During his time in the U.S., he began "looking at the differences that we have," and realized that access to clean water was vastly different across countries. In particular, Mwalimu was struck by the number of water fountains in the U.S.—where the water is fresh and clean—compared his Kenyan village’s man-made dam, riddled with diseases like malaria, in which people walked miles every day to gather water. Mwalimu knew he wanted to bring fresh water to his coastal Kenyan community.

Mwalimu first shared his dream with his U.S. host family and local coordinator. Quickly thereafter, the word spread amongst his fellow exchange students, classmates, teachers, church community, and finally the larger community of the Quad-Cities region of Iowa. Once people understand more about the conditions people in his village routinely face—not to mention heard Mwalimu speak passionately about his dream—they were eager to help.

With the generosity of his community in the U.S., Mwalimu was able to raise over $23,000 U.S.D. toward digging a well in the Mariango village of Bamba Division of Kilifi County of Kenya.

Completed in July 2012, the well has had a remarkable impact on the coastal community. Villagers no longer need to trek miles to collect water. Instead, the village has a permanent and reliable source of clean water. The well not only provides access to clean drinking water, but is used for irrigation and crops. The villagers now grow more vegetables to complement their diets, ultimately reducing cases of malnutrition-related diseases.
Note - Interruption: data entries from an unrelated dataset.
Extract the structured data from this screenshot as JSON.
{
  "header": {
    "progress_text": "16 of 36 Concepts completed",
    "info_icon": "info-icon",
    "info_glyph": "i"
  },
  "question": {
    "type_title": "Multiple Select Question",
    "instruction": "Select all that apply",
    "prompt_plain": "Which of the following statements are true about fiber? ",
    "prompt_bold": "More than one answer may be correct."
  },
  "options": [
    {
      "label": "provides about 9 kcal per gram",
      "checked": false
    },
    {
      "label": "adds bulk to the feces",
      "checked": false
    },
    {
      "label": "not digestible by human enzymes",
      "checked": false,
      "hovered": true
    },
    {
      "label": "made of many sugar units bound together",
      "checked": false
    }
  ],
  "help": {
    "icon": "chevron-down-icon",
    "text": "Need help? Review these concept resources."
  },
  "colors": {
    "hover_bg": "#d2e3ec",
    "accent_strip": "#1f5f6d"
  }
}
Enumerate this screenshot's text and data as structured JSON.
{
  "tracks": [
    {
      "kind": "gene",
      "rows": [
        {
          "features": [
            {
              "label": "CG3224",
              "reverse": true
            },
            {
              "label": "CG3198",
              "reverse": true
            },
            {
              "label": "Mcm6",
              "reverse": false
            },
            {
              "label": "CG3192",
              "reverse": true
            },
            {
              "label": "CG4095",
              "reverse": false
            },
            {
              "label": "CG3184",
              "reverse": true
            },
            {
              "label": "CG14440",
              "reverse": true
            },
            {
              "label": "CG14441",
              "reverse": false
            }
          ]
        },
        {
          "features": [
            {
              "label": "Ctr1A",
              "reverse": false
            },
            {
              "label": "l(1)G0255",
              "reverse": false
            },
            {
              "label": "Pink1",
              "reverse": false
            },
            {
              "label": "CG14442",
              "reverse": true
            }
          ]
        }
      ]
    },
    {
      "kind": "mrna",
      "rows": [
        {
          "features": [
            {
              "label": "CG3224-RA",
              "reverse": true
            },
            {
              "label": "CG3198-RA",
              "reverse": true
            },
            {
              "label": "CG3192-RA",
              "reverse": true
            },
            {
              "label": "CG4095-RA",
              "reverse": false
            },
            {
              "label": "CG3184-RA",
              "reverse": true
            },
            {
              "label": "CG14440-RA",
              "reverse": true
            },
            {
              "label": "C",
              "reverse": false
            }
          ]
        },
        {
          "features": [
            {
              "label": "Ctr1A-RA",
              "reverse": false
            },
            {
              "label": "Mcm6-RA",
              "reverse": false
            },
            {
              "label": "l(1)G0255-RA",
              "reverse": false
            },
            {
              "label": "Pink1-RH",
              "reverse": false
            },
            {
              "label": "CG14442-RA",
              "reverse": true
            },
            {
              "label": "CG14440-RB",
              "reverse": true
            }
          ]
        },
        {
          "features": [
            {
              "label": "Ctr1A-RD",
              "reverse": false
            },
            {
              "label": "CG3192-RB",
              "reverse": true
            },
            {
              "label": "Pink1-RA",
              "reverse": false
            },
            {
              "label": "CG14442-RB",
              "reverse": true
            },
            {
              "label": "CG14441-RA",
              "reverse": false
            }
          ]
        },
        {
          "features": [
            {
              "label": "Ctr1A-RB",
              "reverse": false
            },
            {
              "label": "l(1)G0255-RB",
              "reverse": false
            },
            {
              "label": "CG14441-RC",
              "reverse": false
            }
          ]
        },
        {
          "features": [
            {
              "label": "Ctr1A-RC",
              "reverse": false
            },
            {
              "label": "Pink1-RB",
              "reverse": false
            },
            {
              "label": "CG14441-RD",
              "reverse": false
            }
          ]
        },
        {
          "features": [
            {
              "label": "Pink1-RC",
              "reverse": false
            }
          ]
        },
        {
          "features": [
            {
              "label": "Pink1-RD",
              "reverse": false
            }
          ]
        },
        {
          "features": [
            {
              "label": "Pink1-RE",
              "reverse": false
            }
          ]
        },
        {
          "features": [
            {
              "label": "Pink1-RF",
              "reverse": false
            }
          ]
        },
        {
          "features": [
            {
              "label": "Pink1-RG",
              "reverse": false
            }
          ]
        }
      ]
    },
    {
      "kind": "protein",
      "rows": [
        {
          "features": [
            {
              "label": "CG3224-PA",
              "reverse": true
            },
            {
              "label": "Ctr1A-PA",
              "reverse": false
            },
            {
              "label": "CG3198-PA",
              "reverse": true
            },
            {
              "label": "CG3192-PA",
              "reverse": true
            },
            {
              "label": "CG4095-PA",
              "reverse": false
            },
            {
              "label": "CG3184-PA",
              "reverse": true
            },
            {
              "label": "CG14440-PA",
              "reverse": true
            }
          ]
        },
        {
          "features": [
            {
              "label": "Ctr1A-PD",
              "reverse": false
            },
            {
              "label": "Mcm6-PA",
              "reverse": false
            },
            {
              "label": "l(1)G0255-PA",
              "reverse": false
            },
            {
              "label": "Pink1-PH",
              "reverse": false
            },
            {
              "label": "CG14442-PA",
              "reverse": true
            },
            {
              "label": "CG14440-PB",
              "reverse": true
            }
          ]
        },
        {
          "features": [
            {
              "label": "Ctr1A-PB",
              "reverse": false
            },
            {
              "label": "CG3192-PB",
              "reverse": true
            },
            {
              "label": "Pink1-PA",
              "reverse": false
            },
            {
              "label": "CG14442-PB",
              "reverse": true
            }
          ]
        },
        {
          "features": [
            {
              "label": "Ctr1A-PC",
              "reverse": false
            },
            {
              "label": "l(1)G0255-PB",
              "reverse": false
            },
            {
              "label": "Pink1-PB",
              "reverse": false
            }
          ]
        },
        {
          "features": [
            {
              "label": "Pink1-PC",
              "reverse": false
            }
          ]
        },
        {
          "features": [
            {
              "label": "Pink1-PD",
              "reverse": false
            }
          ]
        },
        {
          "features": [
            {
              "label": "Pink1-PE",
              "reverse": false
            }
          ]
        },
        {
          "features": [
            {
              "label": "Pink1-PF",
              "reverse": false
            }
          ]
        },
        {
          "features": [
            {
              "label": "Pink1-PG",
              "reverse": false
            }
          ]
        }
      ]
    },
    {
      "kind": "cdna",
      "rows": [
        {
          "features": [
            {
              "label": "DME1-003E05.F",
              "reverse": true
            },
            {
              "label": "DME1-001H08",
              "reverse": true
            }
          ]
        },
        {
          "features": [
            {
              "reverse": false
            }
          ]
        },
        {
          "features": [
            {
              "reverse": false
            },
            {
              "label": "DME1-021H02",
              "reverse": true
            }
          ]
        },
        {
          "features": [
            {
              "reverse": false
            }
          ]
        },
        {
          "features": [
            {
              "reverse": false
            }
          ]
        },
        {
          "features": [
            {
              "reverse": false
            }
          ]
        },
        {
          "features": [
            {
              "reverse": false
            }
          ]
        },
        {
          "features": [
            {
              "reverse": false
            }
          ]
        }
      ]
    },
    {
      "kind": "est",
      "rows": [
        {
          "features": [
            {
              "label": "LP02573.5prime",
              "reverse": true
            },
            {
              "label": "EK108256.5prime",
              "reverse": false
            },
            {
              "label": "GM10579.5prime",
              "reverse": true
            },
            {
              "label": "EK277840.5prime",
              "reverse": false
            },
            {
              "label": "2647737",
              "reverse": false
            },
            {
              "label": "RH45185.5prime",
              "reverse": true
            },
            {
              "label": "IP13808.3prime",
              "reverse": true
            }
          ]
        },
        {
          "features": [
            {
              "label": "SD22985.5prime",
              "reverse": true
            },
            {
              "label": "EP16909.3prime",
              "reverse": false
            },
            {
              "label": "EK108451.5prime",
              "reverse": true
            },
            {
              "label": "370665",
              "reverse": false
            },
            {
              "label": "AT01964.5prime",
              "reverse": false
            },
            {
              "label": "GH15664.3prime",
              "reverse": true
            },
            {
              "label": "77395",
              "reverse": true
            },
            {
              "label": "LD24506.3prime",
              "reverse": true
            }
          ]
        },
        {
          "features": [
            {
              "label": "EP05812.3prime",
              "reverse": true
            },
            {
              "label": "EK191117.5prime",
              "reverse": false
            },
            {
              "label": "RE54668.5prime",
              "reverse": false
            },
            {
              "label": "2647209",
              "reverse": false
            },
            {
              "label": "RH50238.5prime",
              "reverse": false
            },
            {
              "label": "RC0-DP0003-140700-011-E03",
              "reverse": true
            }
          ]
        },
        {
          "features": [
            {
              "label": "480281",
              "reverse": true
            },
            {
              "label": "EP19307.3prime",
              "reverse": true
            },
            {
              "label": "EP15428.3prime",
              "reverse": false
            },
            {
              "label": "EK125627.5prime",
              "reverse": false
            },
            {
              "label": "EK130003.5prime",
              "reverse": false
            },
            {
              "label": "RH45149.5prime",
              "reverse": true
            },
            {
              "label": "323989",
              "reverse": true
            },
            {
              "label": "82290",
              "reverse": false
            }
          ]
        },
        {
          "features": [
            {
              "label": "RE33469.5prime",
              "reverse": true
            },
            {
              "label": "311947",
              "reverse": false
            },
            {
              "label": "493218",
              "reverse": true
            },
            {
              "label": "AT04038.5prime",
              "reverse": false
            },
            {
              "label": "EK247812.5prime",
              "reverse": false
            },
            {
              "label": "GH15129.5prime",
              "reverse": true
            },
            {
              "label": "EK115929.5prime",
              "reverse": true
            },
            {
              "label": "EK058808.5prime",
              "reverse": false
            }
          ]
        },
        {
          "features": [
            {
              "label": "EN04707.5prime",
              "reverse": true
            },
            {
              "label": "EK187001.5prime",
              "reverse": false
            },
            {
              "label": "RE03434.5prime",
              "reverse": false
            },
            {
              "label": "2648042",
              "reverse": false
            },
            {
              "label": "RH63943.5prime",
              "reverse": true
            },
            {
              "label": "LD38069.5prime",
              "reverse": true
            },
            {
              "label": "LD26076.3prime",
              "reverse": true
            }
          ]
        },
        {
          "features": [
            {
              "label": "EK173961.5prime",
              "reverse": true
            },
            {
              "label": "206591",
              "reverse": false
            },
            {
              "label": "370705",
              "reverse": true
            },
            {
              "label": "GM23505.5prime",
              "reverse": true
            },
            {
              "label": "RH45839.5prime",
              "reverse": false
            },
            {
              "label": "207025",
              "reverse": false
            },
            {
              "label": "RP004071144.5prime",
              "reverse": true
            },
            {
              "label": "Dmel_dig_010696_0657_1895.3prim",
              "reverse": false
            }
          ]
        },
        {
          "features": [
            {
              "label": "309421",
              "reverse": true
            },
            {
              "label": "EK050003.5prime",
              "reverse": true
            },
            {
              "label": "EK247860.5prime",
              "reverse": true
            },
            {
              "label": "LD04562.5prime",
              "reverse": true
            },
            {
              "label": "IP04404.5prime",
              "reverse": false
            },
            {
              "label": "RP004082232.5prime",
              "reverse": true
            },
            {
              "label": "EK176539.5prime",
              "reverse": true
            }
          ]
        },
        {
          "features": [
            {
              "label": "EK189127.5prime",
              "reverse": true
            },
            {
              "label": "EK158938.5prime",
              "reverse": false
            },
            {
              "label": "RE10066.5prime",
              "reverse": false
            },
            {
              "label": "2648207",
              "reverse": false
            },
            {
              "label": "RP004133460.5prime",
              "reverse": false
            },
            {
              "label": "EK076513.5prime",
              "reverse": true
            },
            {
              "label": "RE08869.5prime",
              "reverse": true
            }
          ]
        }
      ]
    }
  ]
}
In addition to his well water project, Mwalimu has been hard at work to develop a dispensary where people in his village may access health services, medications, and medical supplies. The project is expected to serve at least 12,000, with many people no longer having to walk long distances (up to 40 miles back and forth) to access healthcare. Mwalimu is working with his U.S. host parents and the Kenyan Pastor of Fishers of Men Ministries based in Davenport, Iowa on the project, which is currently awaiting funding from the Government of Kenya’s Ministry of Health, which plans to take over operations.

As far as Mwalimu is concerned, “I won’t get tired of serving my community and country, because that's where I belong. I think it is important to give back to the community because—we make the community.” Mwalimu is currently back in the U.S. to attend Wartburg College in Waverly, Iowa this fall on a partial scholarship for the next four years. He plans to major in Actuarial Science and International Business.